Source: Christopher S. Elmendorf, Douglas M. Spencer, University of California – Davis, Legal Studies Research Paper No. 372, March 23, 2014

From the abstract:
Until the Supreme Court put an end to it in Shelby County v. Holder, Section 5 of the Voting Rights Act was widely regarded as an effective, lowcost tool for blocking potentially discriminatory changes in election law and administration. The provision the Supreme Court left standing, Section 2, is generally seen as expensive, cumbersome and almost wholly ineffective at blocking changes before they take effect. This paper argues that the courts, in partnership with the Department of Justice, could reform Section 2 so that it fills much of the gap left by the Supreme Court’s evisceration of Section 5. The key is to establish rebuttable presumptions that cover the recurring, difficult-to-resolve factual questions in Section 2 cases, and to craft the presumptions so that their application in any given case can be determined using national survey data and off-the-shelf statistical models, rather than vote tallies from local elections and other case-specific data.

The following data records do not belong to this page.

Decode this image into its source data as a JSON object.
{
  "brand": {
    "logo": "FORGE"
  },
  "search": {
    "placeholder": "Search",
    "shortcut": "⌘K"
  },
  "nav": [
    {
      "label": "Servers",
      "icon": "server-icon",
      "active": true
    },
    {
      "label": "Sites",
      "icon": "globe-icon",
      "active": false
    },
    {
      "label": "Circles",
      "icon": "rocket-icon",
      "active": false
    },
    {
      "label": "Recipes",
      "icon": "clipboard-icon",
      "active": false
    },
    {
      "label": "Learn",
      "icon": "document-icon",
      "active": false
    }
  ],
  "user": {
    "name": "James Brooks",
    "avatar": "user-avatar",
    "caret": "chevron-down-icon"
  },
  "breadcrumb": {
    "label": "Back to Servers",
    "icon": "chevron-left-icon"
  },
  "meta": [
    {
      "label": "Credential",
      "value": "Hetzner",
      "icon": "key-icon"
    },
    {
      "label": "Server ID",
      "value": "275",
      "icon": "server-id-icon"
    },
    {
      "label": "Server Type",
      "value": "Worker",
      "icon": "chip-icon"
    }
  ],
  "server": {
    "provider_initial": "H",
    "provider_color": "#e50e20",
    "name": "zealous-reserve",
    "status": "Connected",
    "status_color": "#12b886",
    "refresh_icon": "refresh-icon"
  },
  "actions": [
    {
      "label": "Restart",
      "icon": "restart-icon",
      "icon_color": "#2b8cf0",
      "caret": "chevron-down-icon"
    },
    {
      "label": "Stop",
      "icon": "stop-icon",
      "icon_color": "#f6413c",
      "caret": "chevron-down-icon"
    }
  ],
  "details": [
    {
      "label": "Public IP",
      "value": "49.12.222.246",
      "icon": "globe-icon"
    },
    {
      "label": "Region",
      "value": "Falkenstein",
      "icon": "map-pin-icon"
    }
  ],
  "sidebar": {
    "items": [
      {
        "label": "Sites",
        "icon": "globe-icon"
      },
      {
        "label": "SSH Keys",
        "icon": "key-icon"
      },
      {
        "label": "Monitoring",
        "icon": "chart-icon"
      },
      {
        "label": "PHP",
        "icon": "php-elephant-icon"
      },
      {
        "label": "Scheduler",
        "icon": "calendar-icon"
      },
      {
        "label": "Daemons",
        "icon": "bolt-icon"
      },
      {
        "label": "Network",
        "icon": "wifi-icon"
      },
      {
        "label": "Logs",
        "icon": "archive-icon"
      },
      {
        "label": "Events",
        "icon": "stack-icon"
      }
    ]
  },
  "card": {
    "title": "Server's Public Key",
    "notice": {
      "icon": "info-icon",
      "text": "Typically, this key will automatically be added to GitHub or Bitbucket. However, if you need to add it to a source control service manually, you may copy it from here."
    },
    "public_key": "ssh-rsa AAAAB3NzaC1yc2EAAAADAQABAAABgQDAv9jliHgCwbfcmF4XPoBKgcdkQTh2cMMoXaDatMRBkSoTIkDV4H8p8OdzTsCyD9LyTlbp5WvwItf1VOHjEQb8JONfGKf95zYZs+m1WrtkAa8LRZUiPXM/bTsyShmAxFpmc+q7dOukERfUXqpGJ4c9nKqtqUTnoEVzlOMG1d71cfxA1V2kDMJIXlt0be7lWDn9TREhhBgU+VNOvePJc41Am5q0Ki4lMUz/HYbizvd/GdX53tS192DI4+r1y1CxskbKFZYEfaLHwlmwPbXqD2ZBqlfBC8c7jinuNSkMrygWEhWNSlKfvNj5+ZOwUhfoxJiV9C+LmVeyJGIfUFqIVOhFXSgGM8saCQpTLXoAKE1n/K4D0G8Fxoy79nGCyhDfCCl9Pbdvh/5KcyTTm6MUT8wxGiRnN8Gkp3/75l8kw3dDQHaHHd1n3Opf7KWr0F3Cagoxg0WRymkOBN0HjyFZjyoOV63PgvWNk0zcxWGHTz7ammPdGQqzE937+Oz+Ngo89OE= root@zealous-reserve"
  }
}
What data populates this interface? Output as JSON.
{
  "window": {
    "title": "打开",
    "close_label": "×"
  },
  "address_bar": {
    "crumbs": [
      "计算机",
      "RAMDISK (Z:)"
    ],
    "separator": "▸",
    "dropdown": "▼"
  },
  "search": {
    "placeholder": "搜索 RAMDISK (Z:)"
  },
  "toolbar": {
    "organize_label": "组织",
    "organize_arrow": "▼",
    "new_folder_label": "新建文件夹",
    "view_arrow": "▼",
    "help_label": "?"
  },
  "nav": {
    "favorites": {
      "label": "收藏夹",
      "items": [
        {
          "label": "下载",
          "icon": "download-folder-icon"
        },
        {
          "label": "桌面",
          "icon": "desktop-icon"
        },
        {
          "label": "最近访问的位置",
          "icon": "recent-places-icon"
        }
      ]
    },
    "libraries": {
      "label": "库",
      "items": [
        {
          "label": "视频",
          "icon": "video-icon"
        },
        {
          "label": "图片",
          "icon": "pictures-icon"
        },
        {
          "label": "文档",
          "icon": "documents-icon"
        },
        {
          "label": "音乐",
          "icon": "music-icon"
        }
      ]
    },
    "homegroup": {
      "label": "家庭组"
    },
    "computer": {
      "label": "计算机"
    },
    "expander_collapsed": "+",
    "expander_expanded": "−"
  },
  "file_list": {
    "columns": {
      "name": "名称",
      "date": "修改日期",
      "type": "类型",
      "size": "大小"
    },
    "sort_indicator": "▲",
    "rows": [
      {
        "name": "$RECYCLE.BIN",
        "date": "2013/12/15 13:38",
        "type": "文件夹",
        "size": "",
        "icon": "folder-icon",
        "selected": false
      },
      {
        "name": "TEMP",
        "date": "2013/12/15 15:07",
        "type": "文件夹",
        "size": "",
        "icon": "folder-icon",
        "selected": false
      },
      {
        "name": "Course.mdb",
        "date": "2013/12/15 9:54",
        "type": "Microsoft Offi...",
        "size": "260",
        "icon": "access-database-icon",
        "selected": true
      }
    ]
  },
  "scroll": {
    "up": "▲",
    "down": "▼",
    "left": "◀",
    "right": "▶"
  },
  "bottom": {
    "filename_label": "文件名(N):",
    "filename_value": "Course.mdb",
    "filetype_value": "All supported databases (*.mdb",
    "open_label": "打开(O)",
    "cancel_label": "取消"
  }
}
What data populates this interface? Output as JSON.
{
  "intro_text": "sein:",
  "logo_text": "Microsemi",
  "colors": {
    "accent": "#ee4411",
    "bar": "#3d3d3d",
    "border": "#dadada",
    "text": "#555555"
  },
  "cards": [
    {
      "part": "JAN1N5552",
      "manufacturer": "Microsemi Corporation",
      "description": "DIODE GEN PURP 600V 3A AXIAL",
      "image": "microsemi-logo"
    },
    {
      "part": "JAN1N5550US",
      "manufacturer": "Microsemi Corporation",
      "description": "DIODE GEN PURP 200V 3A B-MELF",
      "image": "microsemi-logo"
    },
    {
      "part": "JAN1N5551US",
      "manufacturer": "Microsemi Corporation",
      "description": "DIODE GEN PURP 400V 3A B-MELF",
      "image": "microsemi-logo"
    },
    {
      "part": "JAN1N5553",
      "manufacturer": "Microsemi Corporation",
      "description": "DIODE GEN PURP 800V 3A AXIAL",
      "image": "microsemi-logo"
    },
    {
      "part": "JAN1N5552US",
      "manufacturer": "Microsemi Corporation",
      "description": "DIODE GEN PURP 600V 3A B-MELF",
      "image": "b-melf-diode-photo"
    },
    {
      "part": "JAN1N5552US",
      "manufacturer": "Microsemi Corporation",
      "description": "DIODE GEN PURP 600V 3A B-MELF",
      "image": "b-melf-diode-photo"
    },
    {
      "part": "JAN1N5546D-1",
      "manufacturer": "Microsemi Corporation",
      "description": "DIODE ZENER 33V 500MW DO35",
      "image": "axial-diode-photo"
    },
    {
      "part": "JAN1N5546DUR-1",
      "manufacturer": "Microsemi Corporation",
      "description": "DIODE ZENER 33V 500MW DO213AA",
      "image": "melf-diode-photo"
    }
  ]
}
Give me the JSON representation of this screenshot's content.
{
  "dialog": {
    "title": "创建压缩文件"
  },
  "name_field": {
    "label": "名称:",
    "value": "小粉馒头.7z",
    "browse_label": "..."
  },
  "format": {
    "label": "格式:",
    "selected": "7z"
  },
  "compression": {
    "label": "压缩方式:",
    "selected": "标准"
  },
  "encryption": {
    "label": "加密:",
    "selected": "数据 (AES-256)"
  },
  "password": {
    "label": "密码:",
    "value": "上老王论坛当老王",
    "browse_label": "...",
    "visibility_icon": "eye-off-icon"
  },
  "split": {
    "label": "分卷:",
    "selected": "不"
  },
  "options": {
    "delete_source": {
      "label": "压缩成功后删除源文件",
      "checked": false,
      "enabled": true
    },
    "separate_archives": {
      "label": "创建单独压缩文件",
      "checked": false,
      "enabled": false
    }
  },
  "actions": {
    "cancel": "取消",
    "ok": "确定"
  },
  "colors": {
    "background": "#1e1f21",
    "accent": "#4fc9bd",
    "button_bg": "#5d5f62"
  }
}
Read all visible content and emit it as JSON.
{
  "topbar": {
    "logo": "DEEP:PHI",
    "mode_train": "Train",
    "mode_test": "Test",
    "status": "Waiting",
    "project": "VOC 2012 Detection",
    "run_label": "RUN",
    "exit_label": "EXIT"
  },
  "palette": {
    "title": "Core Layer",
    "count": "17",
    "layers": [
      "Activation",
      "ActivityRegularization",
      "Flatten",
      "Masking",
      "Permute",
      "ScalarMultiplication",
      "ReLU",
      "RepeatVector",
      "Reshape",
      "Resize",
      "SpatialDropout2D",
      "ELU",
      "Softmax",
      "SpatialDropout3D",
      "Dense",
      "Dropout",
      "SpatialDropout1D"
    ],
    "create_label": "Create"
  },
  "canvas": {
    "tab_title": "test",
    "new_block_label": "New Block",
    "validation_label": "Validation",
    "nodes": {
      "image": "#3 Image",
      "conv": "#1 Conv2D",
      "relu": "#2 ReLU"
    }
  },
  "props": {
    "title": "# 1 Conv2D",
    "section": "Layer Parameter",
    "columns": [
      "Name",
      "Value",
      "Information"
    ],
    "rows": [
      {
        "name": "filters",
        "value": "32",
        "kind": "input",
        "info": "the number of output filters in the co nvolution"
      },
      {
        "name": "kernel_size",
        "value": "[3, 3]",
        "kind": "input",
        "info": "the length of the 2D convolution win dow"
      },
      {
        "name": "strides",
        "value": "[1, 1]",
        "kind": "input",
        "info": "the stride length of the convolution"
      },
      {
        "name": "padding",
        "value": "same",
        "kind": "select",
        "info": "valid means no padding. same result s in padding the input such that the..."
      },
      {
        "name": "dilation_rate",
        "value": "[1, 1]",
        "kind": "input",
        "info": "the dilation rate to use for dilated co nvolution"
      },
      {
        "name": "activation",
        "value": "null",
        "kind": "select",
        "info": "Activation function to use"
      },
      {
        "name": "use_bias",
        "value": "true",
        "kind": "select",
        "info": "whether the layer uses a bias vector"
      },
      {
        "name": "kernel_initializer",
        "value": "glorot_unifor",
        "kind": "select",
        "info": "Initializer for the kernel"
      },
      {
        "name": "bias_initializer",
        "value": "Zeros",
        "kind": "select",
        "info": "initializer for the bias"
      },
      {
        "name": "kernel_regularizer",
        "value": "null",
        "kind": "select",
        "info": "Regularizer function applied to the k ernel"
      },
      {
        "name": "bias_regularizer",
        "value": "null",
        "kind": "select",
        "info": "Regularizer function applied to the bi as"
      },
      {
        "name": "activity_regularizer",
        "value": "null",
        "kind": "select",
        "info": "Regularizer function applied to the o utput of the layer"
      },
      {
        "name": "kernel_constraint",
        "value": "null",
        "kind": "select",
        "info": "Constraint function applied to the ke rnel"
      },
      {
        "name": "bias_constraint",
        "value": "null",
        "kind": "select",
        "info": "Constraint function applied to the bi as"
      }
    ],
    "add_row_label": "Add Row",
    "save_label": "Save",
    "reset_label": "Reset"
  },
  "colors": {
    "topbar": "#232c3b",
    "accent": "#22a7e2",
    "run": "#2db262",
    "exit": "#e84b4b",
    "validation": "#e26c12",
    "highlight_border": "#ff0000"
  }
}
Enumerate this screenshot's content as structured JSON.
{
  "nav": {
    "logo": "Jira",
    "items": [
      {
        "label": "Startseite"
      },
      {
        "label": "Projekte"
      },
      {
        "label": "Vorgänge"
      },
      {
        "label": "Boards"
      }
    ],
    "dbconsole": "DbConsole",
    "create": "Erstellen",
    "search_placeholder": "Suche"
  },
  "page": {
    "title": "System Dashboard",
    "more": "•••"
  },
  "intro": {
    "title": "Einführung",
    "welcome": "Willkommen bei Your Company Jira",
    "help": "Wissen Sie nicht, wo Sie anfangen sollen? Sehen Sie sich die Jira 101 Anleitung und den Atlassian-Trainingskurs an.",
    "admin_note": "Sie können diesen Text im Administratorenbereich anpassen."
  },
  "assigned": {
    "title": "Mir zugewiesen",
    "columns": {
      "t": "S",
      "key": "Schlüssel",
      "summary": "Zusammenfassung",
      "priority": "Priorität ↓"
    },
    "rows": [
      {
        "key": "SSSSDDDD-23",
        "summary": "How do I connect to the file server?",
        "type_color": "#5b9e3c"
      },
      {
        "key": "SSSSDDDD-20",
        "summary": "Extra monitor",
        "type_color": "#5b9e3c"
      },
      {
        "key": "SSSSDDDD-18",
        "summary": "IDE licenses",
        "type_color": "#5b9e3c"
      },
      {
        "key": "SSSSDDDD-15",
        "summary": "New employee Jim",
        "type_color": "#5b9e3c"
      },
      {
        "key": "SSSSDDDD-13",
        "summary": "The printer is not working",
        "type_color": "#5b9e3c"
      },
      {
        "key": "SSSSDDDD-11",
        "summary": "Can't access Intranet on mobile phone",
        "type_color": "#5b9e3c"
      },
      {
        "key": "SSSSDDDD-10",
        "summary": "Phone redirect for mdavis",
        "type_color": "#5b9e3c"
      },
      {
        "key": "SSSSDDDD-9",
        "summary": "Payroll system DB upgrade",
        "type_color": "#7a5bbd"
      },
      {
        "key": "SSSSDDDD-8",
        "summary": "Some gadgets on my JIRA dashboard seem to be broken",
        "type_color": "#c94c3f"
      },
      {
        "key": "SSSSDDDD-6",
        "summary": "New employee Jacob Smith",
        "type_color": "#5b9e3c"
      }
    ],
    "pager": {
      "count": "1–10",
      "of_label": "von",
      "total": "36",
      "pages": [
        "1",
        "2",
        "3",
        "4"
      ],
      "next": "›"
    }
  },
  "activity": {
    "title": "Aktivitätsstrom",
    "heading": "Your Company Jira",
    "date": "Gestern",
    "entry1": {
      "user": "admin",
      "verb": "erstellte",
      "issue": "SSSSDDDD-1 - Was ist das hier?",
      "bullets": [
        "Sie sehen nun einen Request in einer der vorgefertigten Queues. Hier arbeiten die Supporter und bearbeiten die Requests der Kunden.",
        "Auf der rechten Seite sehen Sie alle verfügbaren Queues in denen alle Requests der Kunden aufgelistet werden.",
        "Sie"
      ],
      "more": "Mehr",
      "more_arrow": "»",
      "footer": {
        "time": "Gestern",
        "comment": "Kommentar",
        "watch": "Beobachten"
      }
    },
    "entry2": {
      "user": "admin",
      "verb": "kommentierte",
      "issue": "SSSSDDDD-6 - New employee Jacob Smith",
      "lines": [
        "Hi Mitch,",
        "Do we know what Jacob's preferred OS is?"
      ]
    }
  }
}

We propose a set of evidentiary presumptions that meet these criteria; we address the courts’ and DOJ’s legal and practical authority to establish the presumptions; and we show how our presumptions can be implemented using multilevel regression and poststratification (MRP) and extant datasets. In addition to reducing the cost and increasing the predictability of Section 2 litigation, our approach would greatly reduce the dependence of vote-dilution claims on often-unreliable techniques of ecological inference, and would make coalitional claims brought jointly by two or more minority groups much easier to litigate.